MadSci Network: Biochemistry


Date: Tue Jan 18 16:28:03 2005
Posted By: Todd Whitcombe, Associate Professor, Chemistry
Area of science: Biochemistry
ID: 1103159738.Bc

What a great experiment!!! Did you try doing some controls as well? That 
is, did you put together some bottles with nothing (no dirt or food), 
with just dirt, and with just food? Having controls is important to 
making good scientific observations as it let's you know whether what you 
are seeing is related to the material that you have in the bottle or 
something else.

For example, where I live, it gets cold enough that a capped, empty pop 
bottle will crumple due to the change in temperature that can occur. Of 
course, if you kept your bottles in a room at constant temperature, that 
shouldn't have happened but it is good to have the test present so that 
you can rule out an temperature changes or such in your results.

As to the bottles with "just dirt" and "just food", I am presuming that 
the point of doing your experiment was to examine the gases given off by 
food stuff when it is put into a landfill. That is, when food scraps get 
mixed with dirt. (The same thing happens in a compost pile which is 
really just a miniature version of a landfill.) If that is the point of 
the experiment, then by running samples with "just dirt" and with "just 
food", you can isolate some of the effects and have a better 
understanding of the processes involved.

But none of that is what you are asking about. What gases are produced by 
decaying food? It depends upon how long the food has been decaying and 
what it has been in contact with. You are right in assuming that carbon 
dioxide is the likely output of some of the decompositions. But there 
will also be traces of amines (from the decomposition of protein), 
methane (from anaerobic decomposition), and hydrogen sulphide (again, 
from protein decomposition).

The initial sucking in of the balloon was the period in which the aerobic 
activity continued and, indeed, expanded. This is likely due to the 
surface bacteria continuing to use oxygen as a source of fuel in the 
conversion of the food material into energy. You didn't say which ones 
were sucked in but it would have to be the ones where there were aerobic 
bacteria present along with simple sugars so that the bacteria were able 
to consume the food stuff. (The fruits and vegetables?)

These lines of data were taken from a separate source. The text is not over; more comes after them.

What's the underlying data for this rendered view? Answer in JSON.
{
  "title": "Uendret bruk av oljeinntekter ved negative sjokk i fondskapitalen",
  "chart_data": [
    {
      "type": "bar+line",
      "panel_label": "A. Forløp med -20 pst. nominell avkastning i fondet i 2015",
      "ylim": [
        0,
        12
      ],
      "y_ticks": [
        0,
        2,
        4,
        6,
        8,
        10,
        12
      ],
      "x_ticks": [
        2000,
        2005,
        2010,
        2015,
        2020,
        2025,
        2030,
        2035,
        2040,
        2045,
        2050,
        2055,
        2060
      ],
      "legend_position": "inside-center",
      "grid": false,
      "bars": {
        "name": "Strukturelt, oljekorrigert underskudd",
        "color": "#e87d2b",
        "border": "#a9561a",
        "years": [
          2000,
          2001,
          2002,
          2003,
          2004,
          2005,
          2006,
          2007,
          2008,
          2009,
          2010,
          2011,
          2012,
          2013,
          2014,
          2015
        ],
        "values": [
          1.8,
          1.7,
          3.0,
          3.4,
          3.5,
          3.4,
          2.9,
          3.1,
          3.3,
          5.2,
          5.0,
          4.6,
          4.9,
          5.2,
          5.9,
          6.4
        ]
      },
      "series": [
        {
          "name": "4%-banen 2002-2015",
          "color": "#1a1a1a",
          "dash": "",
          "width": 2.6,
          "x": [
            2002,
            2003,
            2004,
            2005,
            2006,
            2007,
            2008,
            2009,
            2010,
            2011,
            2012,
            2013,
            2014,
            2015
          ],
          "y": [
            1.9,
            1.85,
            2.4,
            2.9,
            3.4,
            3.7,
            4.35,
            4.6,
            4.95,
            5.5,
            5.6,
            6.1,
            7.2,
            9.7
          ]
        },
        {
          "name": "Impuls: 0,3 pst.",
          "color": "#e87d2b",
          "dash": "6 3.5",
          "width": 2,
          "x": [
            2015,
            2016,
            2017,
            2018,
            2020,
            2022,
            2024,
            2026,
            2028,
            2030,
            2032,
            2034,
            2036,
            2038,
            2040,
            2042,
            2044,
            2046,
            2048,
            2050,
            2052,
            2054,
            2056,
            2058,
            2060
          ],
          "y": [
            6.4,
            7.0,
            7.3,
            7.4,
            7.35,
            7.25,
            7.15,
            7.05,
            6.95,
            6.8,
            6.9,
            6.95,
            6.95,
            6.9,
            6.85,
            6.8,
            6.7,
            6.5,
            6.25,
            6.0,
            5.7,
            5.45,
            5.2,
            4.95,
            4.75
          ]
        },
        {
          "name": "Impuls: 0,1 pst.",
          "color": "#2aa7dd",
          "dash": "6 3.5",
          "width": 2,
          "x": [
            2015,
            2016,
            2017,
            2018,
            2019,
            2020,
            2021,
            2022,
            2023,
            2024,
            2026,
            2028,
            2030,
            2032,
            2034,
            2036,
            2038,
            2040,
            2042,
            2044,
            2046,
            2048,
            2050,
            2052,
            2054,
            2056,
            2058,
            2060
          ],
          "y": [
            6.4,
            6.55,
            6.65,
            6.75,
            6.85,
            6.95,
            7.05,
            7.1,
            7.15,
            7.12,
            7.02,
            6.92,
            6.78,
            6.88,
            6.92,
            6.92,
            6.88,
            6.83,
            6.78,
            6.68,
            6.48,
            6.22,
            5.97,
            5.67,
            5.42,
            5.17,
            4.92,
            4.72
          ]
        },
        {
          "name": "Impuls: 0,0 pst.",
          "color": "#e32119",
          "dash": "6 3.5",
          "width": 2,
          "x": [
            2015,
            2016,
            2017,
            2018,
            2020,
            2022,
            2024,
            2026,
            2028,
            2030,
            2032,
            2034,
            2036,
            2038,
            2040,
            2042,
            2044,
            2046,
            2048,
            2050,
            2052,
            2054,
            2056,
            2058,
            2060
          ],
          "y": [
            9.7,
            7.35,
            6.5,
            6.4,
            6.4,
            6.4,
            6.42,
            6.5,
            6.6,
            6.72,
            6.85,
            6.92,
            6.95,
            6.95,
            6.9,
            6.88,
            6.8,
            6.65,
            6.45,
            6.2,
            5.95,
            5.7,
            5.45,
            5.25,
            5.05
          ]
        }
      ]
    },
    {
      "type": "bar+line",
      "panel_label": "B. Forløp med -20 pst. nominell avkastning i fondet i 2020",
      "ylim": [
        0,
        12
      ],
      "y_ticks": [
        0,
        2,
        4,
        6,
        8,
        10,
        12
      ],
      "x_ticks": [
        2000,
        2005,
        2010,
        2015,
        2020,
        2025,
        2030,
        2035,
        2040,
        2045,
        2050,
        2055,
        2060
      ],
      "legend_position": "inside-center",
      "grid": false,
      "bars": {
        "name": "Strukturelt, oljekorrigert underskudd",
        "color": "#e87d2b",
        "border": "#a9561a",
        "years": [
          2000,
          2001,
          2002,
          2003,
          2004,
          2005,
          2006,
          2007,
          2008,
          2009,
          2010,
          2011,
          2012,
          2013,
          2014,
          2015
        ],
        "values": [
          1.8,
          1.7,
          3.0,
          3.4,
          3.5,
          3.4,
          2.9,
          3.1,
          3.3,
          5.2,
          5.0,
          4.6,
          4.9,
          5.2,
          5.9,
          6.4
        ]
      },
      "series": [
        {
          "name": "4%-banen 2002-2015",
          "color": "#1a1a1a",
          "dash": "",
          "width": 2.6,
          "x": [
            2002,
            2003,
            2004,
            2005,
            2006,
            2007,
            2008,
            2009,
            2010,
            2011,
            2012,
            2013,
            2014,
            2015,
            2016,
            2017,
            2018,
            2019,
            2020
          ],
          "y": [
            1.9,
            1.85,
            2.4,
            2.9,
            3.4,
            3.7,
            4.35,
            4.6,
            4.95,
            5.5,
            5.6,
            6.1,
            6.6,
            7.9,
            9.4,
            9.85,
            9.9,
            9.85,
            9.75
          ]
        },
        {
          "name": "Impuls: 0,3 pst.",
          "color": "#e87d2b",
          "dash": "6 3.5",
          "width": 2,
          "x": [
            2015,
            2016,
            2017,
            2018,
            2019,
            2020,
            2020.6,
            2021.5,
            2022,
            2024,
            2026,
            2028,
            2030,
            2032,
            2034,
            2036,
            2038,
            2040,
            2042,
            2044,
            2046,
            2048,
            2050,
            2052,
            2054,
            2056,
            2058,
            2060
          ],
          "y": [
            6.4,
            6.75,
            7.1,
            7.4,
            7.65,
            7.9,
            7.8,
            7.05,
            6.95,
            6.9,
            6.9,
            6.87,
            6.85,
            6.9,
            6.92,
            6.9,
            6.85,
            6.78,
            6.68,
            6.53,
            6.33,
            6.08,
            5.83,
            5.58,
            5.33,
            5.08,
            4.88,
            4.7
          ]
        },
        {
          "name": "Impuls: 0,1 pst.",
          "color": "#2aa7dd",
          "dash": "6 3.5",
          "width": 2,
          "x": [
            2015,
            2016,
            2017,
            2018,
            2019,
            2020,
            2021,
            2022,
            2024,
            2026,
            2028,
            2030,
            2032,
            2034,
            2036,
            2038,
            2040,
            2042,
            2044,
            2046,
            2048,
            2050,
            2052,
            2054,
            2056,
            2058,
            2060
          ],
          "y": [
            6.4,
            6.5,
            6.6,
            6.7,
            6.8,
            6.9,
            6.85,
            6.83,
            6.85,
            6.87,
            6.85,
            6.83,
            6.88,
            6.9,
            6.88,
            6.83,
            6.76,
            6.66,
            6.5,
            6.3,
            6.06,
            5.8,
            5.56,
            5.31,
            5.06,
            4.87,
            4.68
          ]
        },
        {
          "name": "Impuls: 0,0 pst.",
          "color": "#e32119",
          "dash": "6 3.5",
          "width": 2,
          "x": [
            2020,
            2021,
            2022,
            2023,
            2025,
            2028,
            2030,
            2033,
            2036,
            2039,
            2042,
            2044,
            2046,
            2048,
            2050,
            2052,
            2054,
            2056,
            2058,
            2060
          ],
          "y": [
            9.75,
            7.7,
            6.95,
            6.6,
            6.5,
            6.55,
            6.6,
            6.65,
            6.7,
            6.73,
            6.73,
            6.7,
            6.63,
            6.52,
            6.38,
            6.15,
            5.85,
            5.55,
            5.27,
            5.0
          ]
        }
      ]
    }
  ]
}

There were also some plain old chemical reactions that likely would have 
happened that had nothing to do with bacteria that would have used up 
some of the oxygen content and contributing to the decrease in gas volume 
that you observed.

After an initial period, the anaerobic bacteria will have taken over and 
yes, the basic reaction is the conversion of sugars (and fats) to short 
chain energy molecules such as pyruvate. Subsequent metabolism would 
produce some carbon dioxide as an end product which is likely the major 
constituent of the gas that is causing your balloons to inflate.

However, as I said above, there are other gases that will form. There are 
a number of compounds in the food that can be used by the bacteria to 
produce a variety of useful compounds. Protein decomposition, for 
example, provides a rich source of amino acids. Hence, as the meat 
decomposes, the bacteria are getting a rich diet. They will also consume 
some of the protein and end up making amines which smell like rotten 
fish. This is, in fact, why rotten fish smell like rotten fish - their 
amines are released as they rot.

But there will be other compounds as well. Hydrogen sulphide (the smell 
of rotten eggs) is another by product of protein decomposition. Methane - 
if their are any methanogenic (methane making) bacteria in the soil. 
Short chain alcohols (methanol and ethanol) will also contribute to the 
gas mixture. Even some esters which are made from acids and alcohols are 
likely to occur.

So, there are all sorts of compounds that will found in the gases. Carbon 
dioxide will dominate but it won't be the only one. As you take off the 
balloons, your nose will let you know that other stuff is present - as 
the air inside the bottles will likely "stink" and carbon dioxide doesn't 
have an odour (after all, it is naturally present in ALL air and if it 
did stink then ALL air would smell!). If you have access to a Chemistry 
department, you could ask if they would be willing to do a gas analysis 
using a technique called "chromatography". But your nose is also a pretty 
good detector for decomposition.

Hope this helps with such a great project.